10 Movies Totally Ruined By Test Audiences

When too many cooks spoil the theatrical cut...

Scott Pilgrim
Universal Pictures

Test audiences are the bane of many a movie buff, and for good reason. In rare cases a test audience can identify potential problems and smooth out issues plaguing a film before it’s ready for release. However, the test screeners are fickle folk and if it weren’t for their interference, countless blockbusters would have retained a subtle political subtext which gave them something substantial to say beneath explosions and pounding scores.

Moreover, the dreaded test audience is famous for abhorring any ending which is less than Disney-tier cheery. As a result, countless dark and challenging films have hastily-shot and tonally misguided endings tacked on at the behest of the test audience. It’s a miracle Se7en didn’t end with a handshake between John Doe and his captors as Gwyneth Paltrow hopped out of the box with a smile.

It’s no wonder filmmakers complain about the meddling influence of producers too scared to let their vision speak for itself. Here at WhatCulture, we’ve compiled a rundown of the most egregious cases of Death By Test Audience, showing both why terrible films fell apart and, in some cases, how close your favourites were to being even better.

10. The Descent

Scott Pilgrim
Pathe

None of the movies on this list came away from their encounter with the dreaded test audience better off for the experience, but none were as wholly ruined as Rob Marshall’s magnum opus. Fortunately, Marshall’s bleak, vicious vision made it to cinemas in his homeland of Britain unscathed.

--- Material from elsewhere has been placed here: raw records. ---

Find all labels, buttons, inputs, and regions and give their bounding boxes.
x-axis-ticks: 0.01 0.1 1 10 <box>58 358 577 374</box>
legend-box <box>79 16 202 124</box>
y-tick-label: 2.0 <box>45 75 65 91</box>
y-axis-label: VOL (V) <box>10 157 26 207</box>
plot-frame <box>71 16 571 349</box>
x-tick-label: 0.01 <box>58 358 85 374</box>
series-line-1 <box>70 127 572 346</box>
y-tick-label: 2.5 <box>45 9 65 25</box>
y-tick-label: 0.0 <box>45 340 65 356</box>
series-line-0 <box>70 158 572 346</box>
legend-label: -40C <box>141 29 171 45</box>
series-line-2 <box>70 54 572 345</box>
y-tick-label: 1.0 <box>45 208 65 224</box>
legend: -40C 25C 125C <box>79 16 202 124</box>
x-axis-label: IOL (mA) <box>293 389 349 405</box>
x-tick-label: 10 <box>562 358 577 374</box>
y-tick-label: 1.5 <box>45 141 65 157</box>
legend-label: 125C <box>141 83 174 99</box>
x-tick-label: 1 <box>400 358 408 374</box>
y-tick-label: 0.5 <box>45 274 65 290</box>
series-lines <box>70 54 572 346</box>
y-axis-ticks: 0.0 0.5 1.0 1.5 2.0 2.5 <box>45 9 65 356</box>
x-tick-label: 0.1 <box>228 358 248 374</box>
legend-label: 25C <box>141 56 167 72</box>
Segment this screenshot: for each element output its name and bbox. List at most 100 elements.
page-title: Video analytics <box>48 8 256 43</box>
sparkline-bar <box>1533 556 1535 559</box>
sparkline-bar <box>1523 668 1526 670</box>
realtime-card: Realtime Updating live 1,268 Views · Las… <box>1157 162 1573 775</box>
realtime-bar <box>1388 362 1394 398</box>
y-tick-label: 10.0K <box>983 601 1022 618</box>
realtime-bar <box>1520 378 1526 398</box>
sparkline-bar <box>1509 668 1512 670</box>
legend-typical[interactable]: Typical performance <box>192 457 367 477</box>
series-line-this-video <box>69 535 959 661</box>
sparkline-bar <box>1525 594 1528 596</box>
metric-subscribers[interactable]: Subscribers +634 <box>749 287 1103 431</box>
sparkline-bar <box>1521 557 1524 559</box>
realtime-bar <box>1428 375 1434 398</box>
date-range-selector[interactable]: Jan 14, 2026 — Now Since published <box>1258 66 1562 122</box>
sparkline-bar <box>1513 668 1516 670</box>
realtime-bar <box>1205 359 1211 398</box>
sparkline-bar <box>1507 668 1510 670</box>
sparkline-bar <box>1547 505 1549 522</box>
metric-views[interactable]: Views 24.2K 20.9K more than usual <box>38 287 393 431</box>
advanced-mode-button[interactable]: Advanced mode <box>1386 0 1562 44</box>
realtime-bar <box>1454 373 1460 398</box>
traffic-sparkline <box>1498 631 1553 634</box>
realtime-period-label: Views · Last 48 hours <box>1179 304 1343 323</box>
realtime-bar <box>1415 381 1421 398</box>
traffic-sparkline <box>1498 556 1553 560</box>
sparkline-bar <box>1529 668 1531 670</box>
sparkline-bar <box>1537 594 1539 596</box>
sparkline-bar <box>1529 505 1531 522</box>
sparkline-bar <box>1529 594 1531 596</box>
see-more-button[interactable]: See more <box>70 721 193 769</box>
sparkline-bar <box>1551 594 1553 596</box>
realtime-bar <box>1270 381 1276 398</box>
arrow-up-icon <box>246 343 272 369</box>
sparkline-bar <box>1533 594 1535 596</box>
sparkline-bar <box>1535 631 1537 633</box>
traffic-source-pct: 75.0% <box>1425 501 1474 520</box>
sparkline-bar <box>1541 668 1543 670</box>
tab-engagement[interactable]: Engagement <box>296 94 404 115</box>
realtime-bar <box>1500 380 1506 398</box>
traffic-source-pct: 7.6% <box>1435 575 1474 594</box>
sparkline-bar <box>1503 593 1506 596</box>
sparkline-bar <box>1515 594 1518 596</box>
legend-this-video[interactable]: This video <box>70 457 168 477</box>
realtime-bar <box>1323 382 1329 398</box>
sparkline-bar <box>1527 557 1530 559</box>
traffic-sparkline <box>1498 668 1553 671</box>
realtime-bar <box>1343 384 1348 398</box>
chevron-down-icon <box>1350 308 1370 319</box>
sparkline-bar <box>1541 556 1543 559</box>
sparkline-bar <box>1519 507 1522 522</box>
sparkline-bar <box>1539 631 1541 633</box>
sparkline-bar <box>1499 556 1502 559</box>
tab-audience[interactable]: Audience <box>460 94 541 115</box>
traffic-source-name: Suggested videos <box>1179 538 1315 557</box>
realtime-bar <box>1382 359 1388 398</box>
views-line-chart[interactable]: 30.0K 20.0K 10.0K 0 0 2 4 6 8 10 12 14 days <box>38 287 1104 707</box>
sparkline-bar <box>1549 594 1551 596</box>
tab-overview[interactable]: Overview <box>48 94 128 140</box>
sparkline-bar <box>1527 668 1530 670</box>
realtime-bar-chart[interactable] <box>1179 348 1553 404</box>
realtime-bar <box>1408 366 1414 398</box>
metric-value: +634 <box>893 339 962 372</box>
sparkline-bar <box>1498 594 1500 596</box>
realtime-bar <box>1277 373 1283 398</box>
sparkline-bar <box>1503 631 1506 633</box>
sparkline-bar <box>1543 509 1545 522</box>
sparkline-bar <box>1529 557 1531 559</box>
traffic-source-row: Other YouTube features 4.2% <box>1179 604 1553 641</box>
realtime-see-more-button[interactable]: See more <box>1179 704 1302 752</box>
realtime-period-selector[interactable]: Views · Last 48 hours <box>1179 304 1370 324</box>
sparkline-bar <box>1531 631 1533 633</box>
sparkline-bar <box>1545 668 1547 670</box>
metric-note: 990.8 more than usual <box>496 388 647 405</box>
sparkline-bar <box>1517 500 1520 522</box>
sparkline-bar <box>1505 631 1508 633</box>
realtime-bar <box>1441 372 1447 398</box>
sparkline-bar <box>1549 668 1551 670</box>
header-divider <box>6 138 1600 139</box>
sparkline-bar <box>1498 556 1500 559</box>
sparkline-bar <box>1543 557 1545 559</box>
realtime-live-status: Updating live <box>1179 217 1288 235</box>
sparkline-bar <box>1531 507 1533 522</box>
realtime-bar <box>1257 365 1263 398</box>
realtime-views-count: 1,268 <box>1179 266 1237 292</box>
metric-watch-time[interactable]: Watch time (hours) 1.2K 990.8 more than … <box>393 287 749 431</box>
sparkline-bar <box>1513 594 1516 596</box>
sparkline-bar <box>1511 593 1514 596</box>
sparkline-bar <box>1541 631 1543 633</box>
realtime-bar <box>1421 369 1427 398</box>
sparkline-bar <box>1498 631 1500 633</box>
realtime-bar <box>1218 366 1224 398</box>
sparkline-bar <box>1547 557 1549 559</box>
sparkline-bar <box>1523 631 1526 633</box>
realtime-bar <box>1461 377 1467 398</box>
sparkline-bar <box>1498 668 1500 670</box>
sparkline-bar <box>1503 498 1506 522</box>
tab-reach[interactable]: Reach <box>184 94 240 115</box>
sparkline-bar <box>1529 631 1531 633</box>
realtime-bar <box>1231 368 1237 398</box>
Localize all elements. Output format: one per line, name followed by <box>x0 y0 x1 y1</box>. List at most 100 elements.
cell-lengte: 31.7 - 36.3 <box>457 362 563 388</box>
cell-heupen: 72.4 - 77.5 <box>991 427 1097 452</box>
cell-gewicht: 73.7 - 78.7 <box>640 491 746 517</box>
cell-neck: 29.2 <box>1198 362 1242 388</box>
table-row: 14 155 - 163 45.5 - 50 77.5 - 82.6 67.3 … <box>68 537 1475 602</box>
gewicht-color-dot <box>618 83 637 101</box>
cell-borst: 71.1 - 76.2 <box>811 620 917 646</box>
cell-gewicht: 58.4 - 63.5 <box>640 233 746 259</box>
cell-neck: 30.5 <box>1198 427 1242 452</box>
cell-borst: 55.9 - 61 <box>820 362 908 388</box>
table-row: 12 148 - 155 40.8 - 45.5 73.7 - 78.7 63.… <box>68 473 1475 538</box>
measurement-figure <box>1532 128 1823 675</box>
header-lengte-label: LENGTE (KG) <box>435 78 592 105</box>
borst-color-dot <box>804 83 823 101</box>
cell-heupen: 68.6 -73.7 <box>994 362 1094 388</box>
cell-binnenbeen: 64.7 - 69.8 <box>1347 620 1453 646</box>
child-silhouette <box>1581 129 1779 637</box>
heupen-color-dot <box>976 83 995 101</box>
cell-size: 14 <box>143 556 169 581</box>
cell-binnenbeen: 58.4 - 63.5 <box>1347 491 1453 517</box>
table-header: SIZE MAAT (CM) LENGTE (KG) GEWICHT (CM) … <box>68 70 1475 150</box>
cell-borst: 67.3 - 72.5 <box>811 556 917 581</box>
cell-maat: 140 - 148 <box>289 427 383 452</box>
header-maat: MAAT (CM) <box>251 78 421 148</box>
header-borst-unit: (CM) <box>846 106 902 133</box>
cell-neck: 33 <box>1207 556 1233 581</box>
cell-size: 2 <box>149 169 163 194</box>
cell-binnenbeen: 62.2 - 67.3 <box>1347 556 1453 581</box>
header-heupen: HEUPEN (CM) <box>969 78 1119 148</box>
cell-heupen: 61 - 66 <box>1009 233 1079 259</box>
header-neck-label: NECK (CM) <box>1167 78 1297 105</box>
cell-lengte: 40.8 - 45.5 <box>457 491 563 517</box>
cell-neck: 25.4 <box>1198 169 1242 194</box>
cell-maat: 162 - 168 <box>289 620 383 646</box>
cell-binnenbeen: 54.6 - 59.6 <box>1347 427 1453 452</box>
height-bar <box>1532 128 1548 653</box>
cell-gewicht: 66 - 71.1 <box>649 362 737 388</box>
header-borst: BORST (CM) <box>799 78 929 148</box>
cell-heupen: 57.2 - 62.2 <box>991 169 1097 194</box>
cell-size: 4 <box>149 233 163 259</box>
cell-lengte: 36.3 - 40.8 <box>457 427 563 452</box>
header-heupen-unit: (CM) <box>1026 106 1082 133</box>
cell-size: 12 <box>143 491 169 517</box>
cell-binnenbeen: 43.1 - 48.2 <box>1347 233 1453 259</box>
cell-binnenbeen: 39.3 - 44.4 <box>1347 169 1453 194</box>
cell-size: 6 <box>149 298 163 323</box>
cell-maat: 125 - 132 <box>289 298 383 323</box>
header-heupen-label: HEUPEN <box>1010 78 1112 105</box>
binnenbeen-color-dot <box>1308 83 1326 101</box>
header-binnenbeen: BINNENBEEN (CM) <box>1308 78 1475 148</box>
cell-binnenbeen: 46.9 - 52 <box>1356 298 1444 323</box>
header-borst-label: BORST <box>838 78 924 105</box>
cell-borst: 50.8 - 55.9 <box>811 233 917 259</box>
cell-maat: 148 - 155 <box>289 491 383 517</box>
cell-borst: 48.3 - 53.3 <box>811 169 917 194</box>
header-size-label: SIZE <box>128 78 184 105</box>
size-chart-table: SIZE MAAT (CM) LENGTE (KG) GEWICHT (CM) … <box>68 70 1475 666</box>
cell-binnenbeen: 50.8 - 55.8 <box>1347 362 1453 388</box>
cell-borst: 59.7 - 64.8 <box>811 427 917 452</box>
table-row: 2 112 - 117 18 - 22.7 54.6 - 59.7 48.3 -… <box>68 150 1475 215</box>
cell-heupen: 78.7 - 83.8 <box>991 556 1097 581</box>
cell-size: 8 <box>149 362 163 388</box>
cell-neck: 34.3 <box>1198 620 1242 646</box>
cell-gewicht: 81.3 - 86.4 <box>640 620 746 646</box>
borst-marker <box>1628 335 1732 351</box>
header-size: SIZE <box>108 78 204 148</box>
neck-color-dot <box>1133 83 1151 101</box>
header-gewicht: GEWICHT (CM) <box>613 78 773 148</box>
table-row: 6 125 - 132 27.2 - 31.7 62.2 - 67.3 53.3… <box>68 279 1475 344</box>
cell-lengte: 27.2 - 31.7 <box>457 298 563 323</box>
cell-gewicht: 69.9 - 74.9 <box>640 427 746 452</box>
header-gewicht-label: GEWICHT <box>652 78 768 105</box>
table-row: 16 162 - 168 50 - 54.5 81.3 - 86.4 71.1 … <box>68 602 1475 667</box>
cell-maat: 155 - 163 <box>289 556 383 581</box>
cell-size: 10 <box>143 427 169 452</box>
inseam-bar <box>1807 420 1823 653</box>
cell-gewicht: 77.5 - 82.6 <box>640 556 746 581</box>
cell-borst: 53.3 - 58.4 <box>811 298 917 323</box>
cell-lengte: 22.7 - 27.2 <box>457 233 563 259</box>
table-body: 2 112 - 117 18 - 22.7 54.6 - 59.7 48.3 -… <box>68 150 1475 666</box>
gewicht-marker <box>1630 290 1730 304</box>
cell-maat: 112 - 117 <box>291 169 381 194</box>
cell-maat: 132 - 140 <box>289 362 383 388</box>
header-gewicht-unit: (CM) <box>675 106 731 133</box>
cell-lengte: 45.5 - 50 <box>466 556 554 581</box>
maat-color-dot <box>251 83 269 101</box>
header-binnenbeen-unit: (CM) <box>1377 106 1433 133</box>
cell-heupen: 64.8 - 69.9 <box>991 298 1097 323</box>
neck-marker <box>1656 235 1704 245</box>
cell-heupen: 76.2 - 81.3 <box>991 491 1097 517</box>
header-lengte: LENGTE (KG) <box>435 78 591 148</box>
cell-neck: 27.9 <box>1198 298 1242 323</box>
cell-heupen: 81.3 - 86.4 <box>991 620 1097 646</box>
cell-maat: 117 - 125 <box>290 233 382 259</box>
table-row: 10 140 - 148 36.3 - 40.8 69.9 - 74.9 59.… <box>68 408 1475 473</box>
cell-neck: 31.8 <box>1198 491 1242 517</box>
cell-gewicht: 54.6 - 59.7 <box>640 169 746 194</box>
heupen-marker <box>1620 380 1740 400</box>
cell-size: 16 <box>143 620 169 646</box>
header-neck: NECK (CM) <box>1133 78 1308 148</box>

The violent and dark—both literally and figuratively—tale of a spelunking trip which turns ultra-violent after an encounter with bloodthirsty subterranean creatures, the film was a brooding meditation on grief as well as an unrelentingly tense bloodbath. It’s understandable that test audiences wanted a little light relief, but this does nothing to justify the inexplicable decision to recut the film’s ending.

Where the director had hoped to have the heroine escape only to reveal she is lost in a hallucination and never actually made it out alive, the American release stopped right after her escape. The change makes the film marginally less cruel, but it also cuts a gut punch twist as well as setting the scene for a woeful sequel.